Kepala Bagian Pemerintahan Desa (Pemdes) Setda Bantul, Heru Wismantara mengatakan, penyusunan Perda tentang desa ini juga akan dijadikan sebagai regulasi turunan dari Permendagri tentang aturan pelaksana maupun pemberlakuan UU tentang Desa.
“Menunggu Permendagri itu turun, kami siapkan Perda-nya,” katanya.
Sementara menunggu kesiapan dari pemerintah pusat, lanjutnya, Bagian Pemdes Bantul sudah melakukan sejumlah persiapan, antara lain bimbingan teknis kepada seluruh bendahara desa.
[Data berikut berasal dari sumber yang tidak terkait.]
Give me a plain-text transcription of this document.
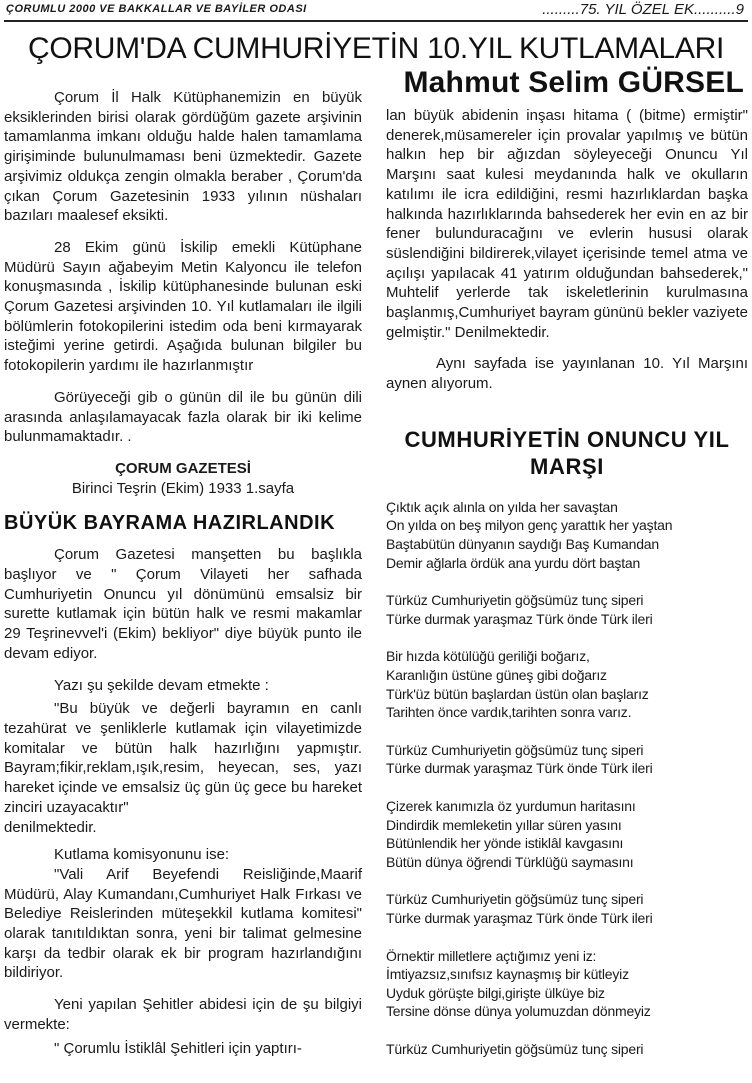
ÇORUMLU 2000 VE BAKKALLAR VE BAYİLER ODASI	.........75. YIL ÖZEL EK..........9
ÇORUM'DA CUMHURİYETİN 10.YIL KUTLAMALARI
Mahmut Selim GÜRSEL

Çorum İl Halk Kütüphanemizin en büyük eksiklerinden birisi olarak gördüğüm gazete arşivinin tamamlanma imkanı olduğu halde halen tamamlama girişiminde bulunulmaması beni üzmektedir. Gazete arşivimiz oldukça zengin olmakla beraber , Çorum'da çıkan Çorum Gazetesinin 1933 yılının nüshaları bazıları maalesef eksikti.

28 Ekim günü İskilip emekli Kütüphane Müdürü Sayın ağabeyim Metin Kalyoncu ile telefon konuşmasında , İskilip kütüphanesinde bulunan eski Çorum Gazetesi arşivinden 10. Yıl kutlamaları ile ilgili bölümlerin fotokopilerini istedim oda beni kırmayarak isteğimi yerine getirdi. Aşağıda bulunan bilgiler bu fotokopilerin yardımı ile hazırlanmıştır

Görüyeceği gib o günün dil ile bu günün dili arasında anlaşılamayacak fazla olarak bir iki kelime bulunmamaktadır. .

ÇORUM GAZETESİ

Birinci Teşrin (Ekim) 1933 1.sayfa

BÜYÜK BAYRAMA HAZIRLANDIK

Çorum Gazetesi manşetten bu başlıkla başlıyor ve " Çorum Vilayeti her safhada Cumhuriyetin Onuncu yıl dönümünü emsalsiz bir surette kutlamak için bütün halk ve resmi makamlar 29 Teşrinevvel'i (Ekim) bekliyor" diye büyük punto ile devam ediyor.

Yazı şu şekilde devam etmekte :

"Bu büyük ve değerli bayramın en canlı tezahürat ve şenliklerle kutlamak için vilayetimizde komitalar ve bütün halk hazırlığını yapmıştır. Bayram;fikir,reklam,ışık,resim, heyecan, ses, yazı hareket içinde ve emsalsiz üç gün üç gece bu hareket zinciri uzayacaktır"

denilmektedir.

Kutlama komisyonunu ise:

"Vali Arif Beyefendi Reisliğinde,Maarif Müdürü, Alay Kumandanı,Cumhuriyet Halk Fırkası ve Belediye Reislerinden müteşekkil kutlama komitesi" olarak tanıtıldıktan sonra, yeni bir talimat gelmesine karşı da tedbir olarak ek bir program hazırlandığını bildiriyor.

Yeni yapılan Şehitler abidesi için de şu bilgiyi vermekte:

" Çorumlu İstiklâl Şehitleri için yaptırı-

lan büyük abidenin inşası hitama ( (bitme) ermiştir" denerek,müsamereler için provalar yapılmış ve bütün halkın hep bir ağızdan söyleyeceği Onuncu Yıl Marşını saat kulesi meydanında halk ve okulların katılımı ile icra edildiğini, resmi hazırlıklardan başka halkında hazırlıklarında bahsederek her evin en az bir fener bulunduracağını ve evlerin hususi olarak süslendiğini bildirerek,vilayet içerisinde temel atma ve açılışı yapılacak 41 yatırım olduğundan bahsederek," Muhtelif yerlerde tak iskeletlerinin kurulmasına başlanmış,Cumhuriyet bayram gününü bekler vaziyete gelmiştir." Denilmektedir.

Aynı sayfada ise yayınlanan 10. Yıl Marşını aynen alıyorum.

CUMHURİYETİN ONUNCU YIL
MARŞI

Çıktık açık alınla on yılda her savaştan

On yılda on beş milyon genç yarattık her yaştan

Baştabütün dünyanın saydığı Baş Kumandan

Demir ağlarla ördük ana yurdu dört baştan

Türküz Cumhuriyetin göğsümüz tunç siperi

Türke durmak yaraşmaz Türk önde Türk ileri

Bir hızda kötülüğü geriliği boğarız,

Karanlığın üstüne güneş gibi doğarız

Türk'üz bütün başlardan üstün olan başlarız

Tarihten önce vardık,tarihten sonra varız.

Türküz Cumhuriyetin göğsümüz tunç siperi

Türke durmak yaraşmaz Türk önde Türk ileri

Çizerek kanımızla öz yurdumun haritasını

Dindirdik memleketin yıllar süren yasını

Bütünlendik her yönde istiklâl kavgasını

Bütün dünya öğrendi Türklüğü saymasını

Türküz Cumhuriyetin göğsümüz tunç siperi

Türke durmak yaraşmaz Türk önde Türk ileri

Örnektir milletlere açtığımız yeni iz:

İmtiyazsız,sınıfsız kaynaşmış bir kütleyiz

Uyduk görüşte bilgi,girişte ülküye biz

Tersine dönse dünya yolumuzdan dönmeyiz

Türküz Cumhuriyetin göğsümüz tunç siperi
Sementara itu, pengamat politik UGM Arie Sujito membenarkan bahwa dengan diberlakukannya UU No 6/2014 tersebut maka Program Nasional Pemberdayaan Masyarakat (PNPM) harus diakhiri, karena akan terjadi tumpang tindih anggaran. Terlebih lagi, dana program PNPM tersebut bersumber dari Bank Dunia sebagai model penguatan pasar yang berbentuk dana utang.
Menurutnya, UU Desa sudah bisa menjawab banyak persoalan di desa.
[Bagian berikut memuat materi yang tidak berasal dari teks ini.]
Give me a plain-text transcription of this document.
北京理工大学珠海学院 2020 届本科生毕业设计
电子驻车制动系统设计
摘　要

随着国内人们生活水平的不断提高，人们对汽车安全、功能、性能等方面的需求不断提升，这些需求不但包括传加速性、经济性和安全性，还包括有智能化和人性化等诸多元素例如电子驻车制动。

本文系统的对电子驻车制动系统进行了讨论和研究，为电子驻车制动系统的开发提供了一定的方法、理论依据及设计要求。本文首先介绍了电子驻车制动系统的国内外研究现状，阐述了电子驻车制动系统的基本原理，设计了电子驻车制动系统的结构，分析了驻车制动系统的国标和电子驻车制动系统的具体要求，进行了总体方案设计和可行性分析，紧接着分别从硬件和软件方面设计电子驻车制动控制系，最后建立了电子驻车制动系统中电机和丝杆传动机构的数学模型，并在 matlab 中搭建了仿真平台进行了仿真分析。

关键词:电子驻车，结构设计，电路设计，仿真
“Mungkin dapat diadopsi pendekatan partispasi PNPM untuk pelaksanaan UU Desa, tetapi pelaksananya tetap kepada pamong dan masyarakat desa,” katanya.
Dalam hal ideologi, UU Desa adalah untuk memperkuat desa yakni dengan menjadikan desa sebagai subjek pembangunan. Sedangkan PNPM, tidak melibatkan pemerintahan desa sebagai akar strategis pembangunan. Arie membenarkan langkah pemerintahan Jokowi-JK dengan menghapus PNPM tersebut, namun menurutnya, sebaiknya pemerintah menyiapkan roadmap terlebih dahulu.
“Sebaiknya tidak bertumpu pada fasilitator, karena tidak akan sesuai dengan semangat UU Desa itu. Harusnya yang perlu dilatih dan dididik adalah masyarakat desa,” katanya dan yang paling mendesak, lanjutnya, pemerintah harus memperkuat kapasitas desa baik untuk melakukan pelayanan, pengelolaan anggran dan penataan aset desa.
Sedang Wakil Bupati Sleman, Yuni Setia Rahayu memaparkan, PNPM memang direncanakan selesai pada tahun 2015. “Saat mulai diluncurkan pada tahun 2007, disebutkan bahwa periodisasi pelaksanaan PNPM yakni tahun 2007-2009 adalah tahap pembelajaran atau pemberdayaan, tahun 2010-2012 tahap kemandirian, tahun 2013-2014 tahap keberlanjutan dan tahun 2015 tahap exit strategy. Jadi memang benar PNPM selesai tahun ini,” katanya.
Namun dirinya mengaku belum mendapat penjelasan secara mendetail, apakah program-program yang sudah dijalankan melalui PNPM akan berakhir begitu saja, ataukan dilebur ke dalam kegiatan desa berdasar UU Desa yang baru.
“Kami belum mendapat keterangan pasti soal itu. Mau dikemanakan tenaga fasilitator itu dan yang jelas, sepertinya terpulang kepada kabupaten masing-masing,” ujarnya.
Menurut Yuni, meski pemerintah Jokowi-JK sudah memastikan pemberhentian kegiatan PNPM, sisa waktu untuk menyelesaikan program, masih berlangsung hingga April mendatang.
“Sebenarnya sayang jika fasilitator itu tidak dimanfaatkan, mereka orang yang cukup memiliki skill di bidang pemberdayaan,” ujarnya.